Julian and Brittany mailed 275 wedding invitations to family and friends and predicted that they would all attend. Only 265 out of 275 people committed to attending the wedding. Calculate the percent error in their prediction. Round your answer to the nearest hundredth percent.
The error in their prediction is 275 - 265 = <<275-265=10>>10 people.
The percentage error is then (10 / 275) * 100% = 3.64%. Answer: \boxed{3.64}.
To calculate the percent error in Julian and Brittany's prediction, we need to find the difference between the predicted number of attendees and the actual number of attendees, and then express that difference as a percentage of the predicted number.
First, let's find the difference:
Predicted number of attendees: 275
Actual number of attendees: 265
Difference = Predicted number - Actual number = 275 - 265 = 10
Next, we need to express this difference as a percentage of the predicted number:
Percent Error = (Difference / Predicted number) * 100
Percent Error = (10 / 275) * 100 ≈ 3.636
Rounding to the nearest hundredth percent, the percent error in Julian and Brittany's prediction is approximately 3.64%.

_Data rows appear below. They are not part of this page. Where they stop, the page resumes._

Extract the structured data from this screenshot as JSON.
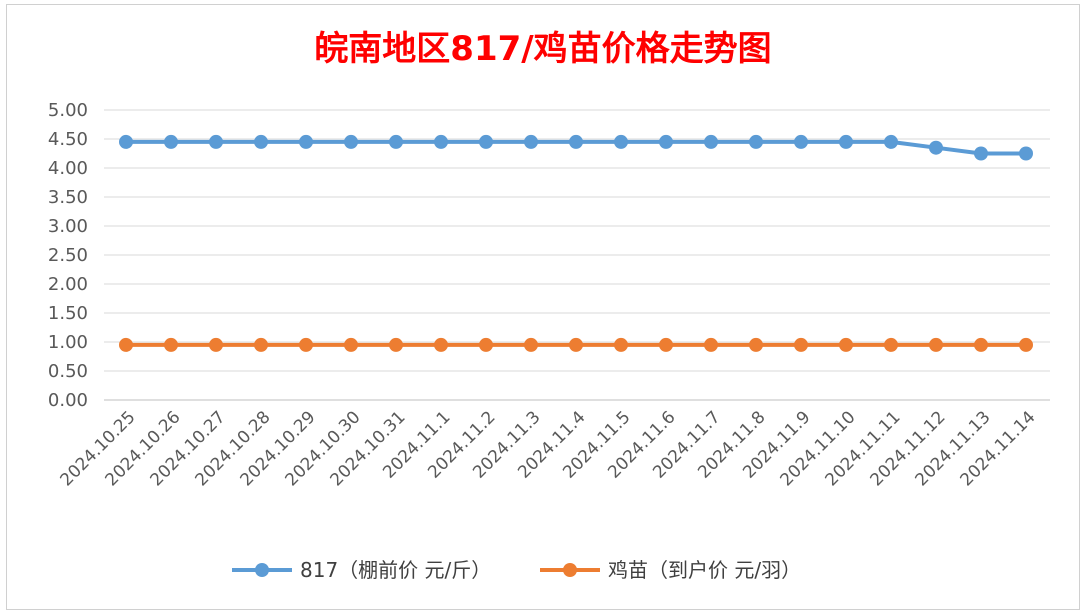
{
  "chart_data": {
    "type": "line",
    "title": "皖南地区817/鸡苗价格走势图",
    "categories": [
      "2024.10.25",
      "2024.10.26",
      "2024.10.27",
      "2024.10.28",
      "2024.10.29",
      "2024.10.30",
      "2024.10.31",
      "2024.11.1",
      "2024.11.2",
      "2024.11.3",
      "2024.11.4",
      "2024.11.5",
      "2024.11.6",
      "2024.11.7",
      "2024.11.8",
      "2024.11.9",
      "2024.11.10",
      "2024.11.11",
      "2024.11.12",
      "2024.11.13",
      "2024.11.14"
    ],
    "series": [
      {
        "name": "817（棚前价 元/斤）",
        "color": "#5b9bd5",
        "values": [
          4.45,
          4.45,
          4.45,
          4.45,
          4.45,
          4.45,
          4.45,
          4.45,
          4.45,
          4.45,
          4.45,
          4.45,
          4.45,
          4.45,
          4.45,
          4.45,
          4.45,
          4.45,
          4.35,
          4.25,
          4.25
        ]
      },
      {
        "name": "鸡苗（到户价 元/羽）",
        "color": "#ed7d31",
        "values": [
          0.95,
          0.95,
          0.95,
          0.95,
          0.95,
          0.95,
          0.95,
          0.95,
          0.95,
          0.95,
          0.95,
          0.95,
          0.95,
          0.95,
          0.95,
          0.95,
          0.95,
          0.95,
          0.95,
          0.95,
          0.95
        ]
      }
    ],
    "ylim": [
      0,
      5
    ],
    "yticks": [
      "0.00",
      "0.50",
      "1.00",
      "1.50",
      "2.00",
      "2.50",
      "3.00",
      "3.50",
      "4.00",
      "4.50",
      "5.00"
    ],
    "grid": true,
    "legend": "bottom"
  }
}
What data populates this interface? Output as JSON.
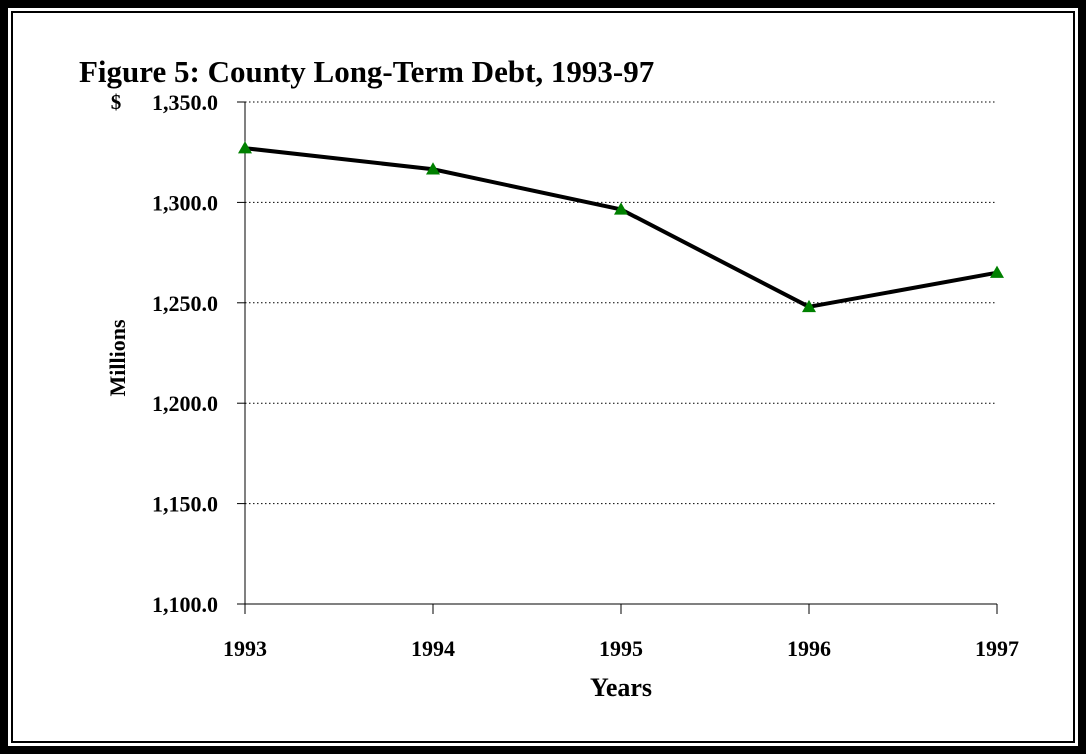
{
  "chart_data": {
    "type": "line",
    "title": "Figure 5: County Long-Term Debt, 1993-97",
    "xlabel": "Years",
    "ylabel": "Millions",
    "yunit": "$",
    "categories": [
      "1993",
      "1994",
      "1995",
      "1996",
      "1997"
    ],
    "values": [
      1327.0,
      1316.5,
      1296.5,
      1248.0,
      1265.0
    ],
    "ylim": [
      1100,
      1350
    ],
    "yticks": [
      1100,
      1150,
      1200,
      1250,
      1300,
      1350
    ],
    "ytick_labels": [
      "1,100.0",
      "1,150.0",
      "1,200.0",
      "1,250.0",
      "1,300.0",
      "1,350.0"
    ],
    "grid": "horizontal dotted",
    "legend": "none",
    "colors": {
      "line": "#000000",
      "marker": "#008000",
      "grid": "#000000"
    }
  }
}
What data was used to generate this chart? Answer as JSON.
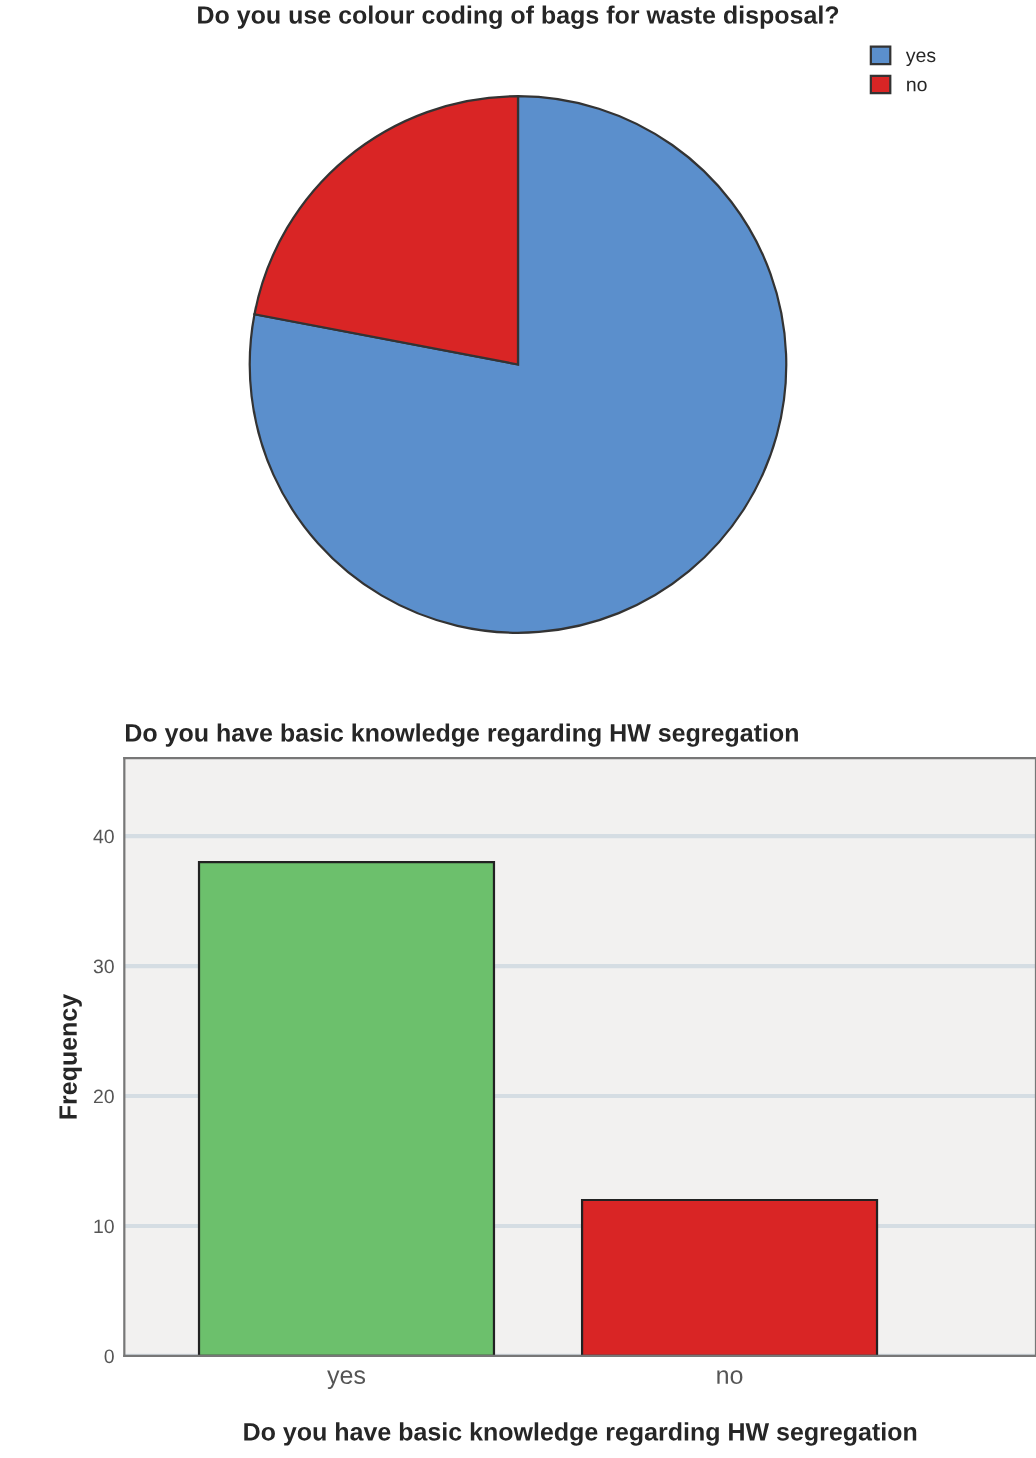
{
  "chart_data": [
    {
      "type": "pie",
      "title": "Do you use colour coding of bags for waste disposal?",
      "categories": [
        "yes",
        "no"
      ],
      "values": [
        78,
        22
      ],
      "colors": [
        "#5b8fcc",
        "#d92525"
      ],
      "legend": "top right"
    },
    {
      "type": "bar",
      "title": "Do you have basic knowledge regarding HW segregation",
      "xlabel": "Do you have basic knowledge regarding HW segregation",
      "ylabel": "Frequency",
      "categories": [
        "yes",
        "no"
      ],
      "values": [
        38,
        12
      ],
      "colors": [
        "#6cc06c",
        "#d92525"
      ],
      "ylim": [
        0,
        46
      ],
      "yticks": [
        0,
        10,
        20,
        30,
        40
      ],
      "grid": "y",
      "legend": false
    }
  ]
}
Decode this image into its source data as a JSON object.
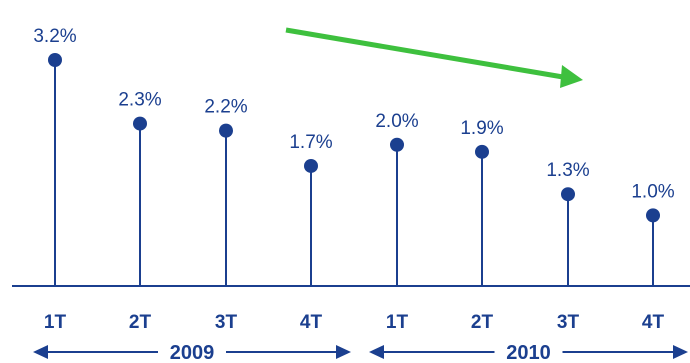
{
  "chart_data": {
    "type": "lollipop",
    "categories": [
      "1T",
      "2T",
      "3T",
      "4T",
      "1T",
      "2T",
      "3T",
      "4T"
    ],
    "values": [
      3.2,
      2.3,
      2.2,
      1.7,
      2.0,
      1.9,
      1.3,
      1.0
    ],
    "value_labels": [
      "3.2%",
      "2.3%",
      "2.2%",
      "1.7%",
      "2.0%",
      "1.9%",
      "1.3%",
      "1.0%"
    ],
    "groups": [
      {
        "label": "2009",
        "categories": [
          "1T",
          "2T",
          "3T",
          "4T"
        ]
      },
      {
        "label": "2010",
        "categories": [
          "1T",
          "2T",
          "3T",
          "4T"
        ]
      }
    ],
    "ylim": [
      0,
      3.2
    ],
    "grid": false,
    "annotation": "downward trend arrow",
    "colors": {
      "series": "#1b3f8f",
      "trend_arrow": "#3ec03e",
      "axis": "#1b3f8f"
    }
  }
}
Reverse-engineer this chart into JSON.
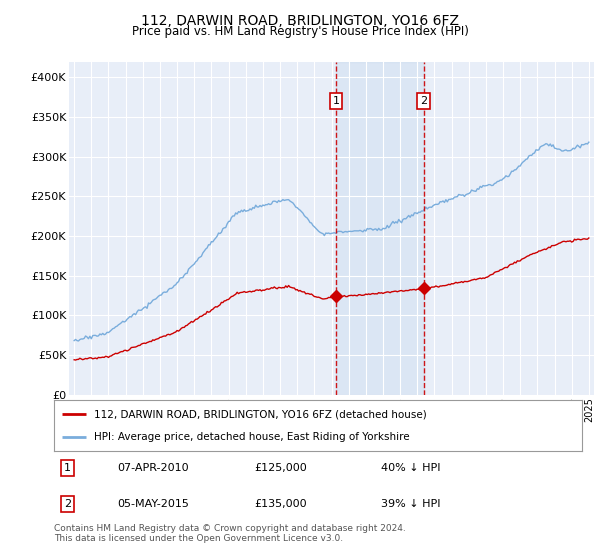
{
  "title": "112, DARWIN ROAD, BRIDLINGTON, YO16 6FZ",
  "subtitle": "Price paid vs. HM Land Registry's House Price Index (HPI)",
  "footer": "Contains HM Land Registry data © Crown copyright and database right 2024.\nThis data is licensed under the Open Government Licence v3.0.",
  "legend_line1": "112, DARWIN ROAD, BRIDLINGTON, YO16 6FZ (detached house)",
  "legend_line2": "HPI: Average price, detached house, East Riding of Yorkshire",
  "sale1_date": "07-APR-2010",
  "sale1_price": "£125,000",
  "sale1_hpi": "40% ↓ HPI",
  "sale2_date": "05-MAY-2015",
  "sale2_price": "£135,000",
  "sale2_hpi": "39% ↓ HPI",
  "hpi_color": "#7aaddc",
  "price_color": "#cc0000",
  "background_color": "#ffffff",
  "plot_bg_color": "#e8eef8",
  "grid_color": "#ffffff",
  "sale1_year": 2010.27,
  "sale2_year": 2015.38,
  "sale1_price_val": 125000,
  "sale2_price_val": 135000,
  "ylim_max": 420000,
  "xlim_start": 1994.7,
  "xlim_end": 2025.3
}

To calculate the percent error in their prediction, we need to find the difference between the predicted number of attendees and the actual number of attendees, and then divide that difference by the predicted number of attendees. Finally, we multiply the result by 100 to get the percentage.
Predicted number of attendees = 275
Actual number of attendees = 265
Difference = Predicted number of attendees - Actual number of attendees = 275 - 265 = 10
Percent error = (Difference / Predicted number of attendees) * 100 = (10 / 275) * 100 = 0.0364 * 100 = 3.64%
Therefore, the percent error in their prediction is 3.64%.